The woman in the mirror
Columnist Ceci Browning reflects on learning to accept her body the way it is and be grateful for all it carries her through
Growing up, I couldn’t understand why there was such a huge disparity between my own body and the bodies I saw on the television, and in magazines, and particularly – as I got older – on social media. These bodies were toned and shiny and taut and golden. They didn’t have creases or stripes or stretch marks. They were petite with flat tummies, not five foot ten with wide hips and a soft middle.
I became obsessed with the scales. Every single morning, I would begin my day by climbing onto them. Three times. Just to check that the number was right and that they weren’t tricking me. If I were lighter than the day before, my day would go well. On the other hand, if I weighed in heavier than the previous morning, the rest of the day would likely be ruined. I wanted to look like somebody else. I ached for the opportunity to start again, to chop bits off and draw new parts with a black sharpie, to have neat lines and smooth edges.
“It has something to do with being less concerned with how my body looks and focusing instead on what I can do with it”
It has only recently changed, that I have slid from one pole to the other. Some of this has been to do with the company I am in. I spend time with people that love me exactly as I am, sharp elbows, bruised knees, and all. It makes such a difference being told, in words, that you are enough, that you are somebody who deserves love and support and respect, rather than being told all the ways you can remodel yourself to better fit into the shape others expect you to take. But I think it is also closely related to being less careful. It has something to do with being less concerned with how my body looks and focusing instead on what I can do with it, the things I can achieve in rowing and in netball and in all the other aspects of my life if I just stretch a little further, jump a little higher, push a little harder.
At the end of Easter term last year, while moving a boat back into the college boathouse after an hour out rowing in the sunshine, I scraped the rigger along the top of my arm. I didn’t really notice how much it hurt at the time, because I was concentrating so hard on not letting this very expensive boat fall to the ground, but soon it began to bleed, and I spotted the thin incision the rigger had made from the end of my collarbone to the bottom of my shoulder: a long maroon scab, almost like stitching, as if someone had tried to sew my arm back to my body.
“For so long I was unable to appreciate all the things we had made it through, my body and I”
I have always liked being injured. I know that sounds awful, and I don’t mean seriously injured, of course, not broken bones or snapped limbs. But cuts and scrapes, I like. Cuts and scrapes have always seemed to me like an opportunity for recovery, to rebuild myself, and make myself stronger. I have never loved myself very much, but the times when I watch my body fix itself, turn a cut into a scab into a scar, I am reminded that above everything else, I am pushing myself into a future. I am in control.
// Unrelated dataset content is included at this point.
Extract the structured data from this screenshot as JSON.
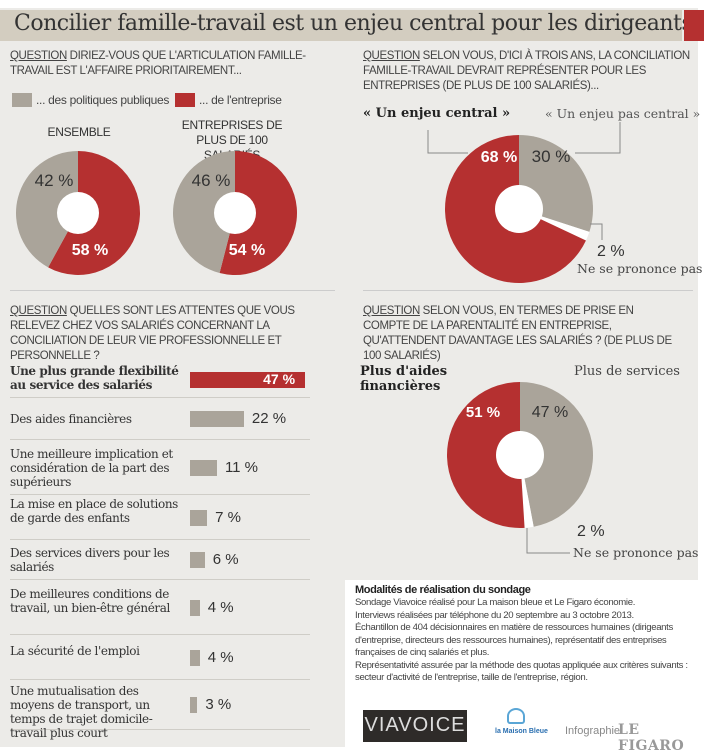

Year on year, for almost a decade, I let my body get the better of me. I grew as an individual in that time, of course, made plans, met people, moved through time collecting things and moments and experiences that make my life better and brighter, but I never managed to get over the feeling that there was something wrong with the vehicle I was doing it in. It wasn’t that I wasn’t confident. I felt perfectly comfortable sitting in a cafe and having lunch solo. I was more than happy to defend myself in an argument, to push back against those who tried to squash me. But to be happy in my own body without the reassurance of a significant other? For so long, this was beyond me. For so long I was unable to appreciate all the things we had made it through, my body and I.
Now, when I look in the mirror, I glow. Not every day, obviously. Not when I am bloated pre-period or covered in mud from a wet cycle back to college. But finally, when I look in the mirror, instead of seeing each of the bits I dislike about myself, I now see a whole person.
I still have the rigger scar. It is still long and straight, still runs from the end of my collarbone to the bottom of my shoulder, but now rather than an angry red it is a soft white colour, flattened not raised. Sometimes, in the shower, I run my fingers along the length of it. It reminds me that I am always growing, in ways that are making me better and bolder and more resilient. I am strong, and I am healthy. I can run for miles or row for hours. I can also eat an entire packet of biscuits in one go, if I want. I can live fully and feel at home in my own body, without anyone else.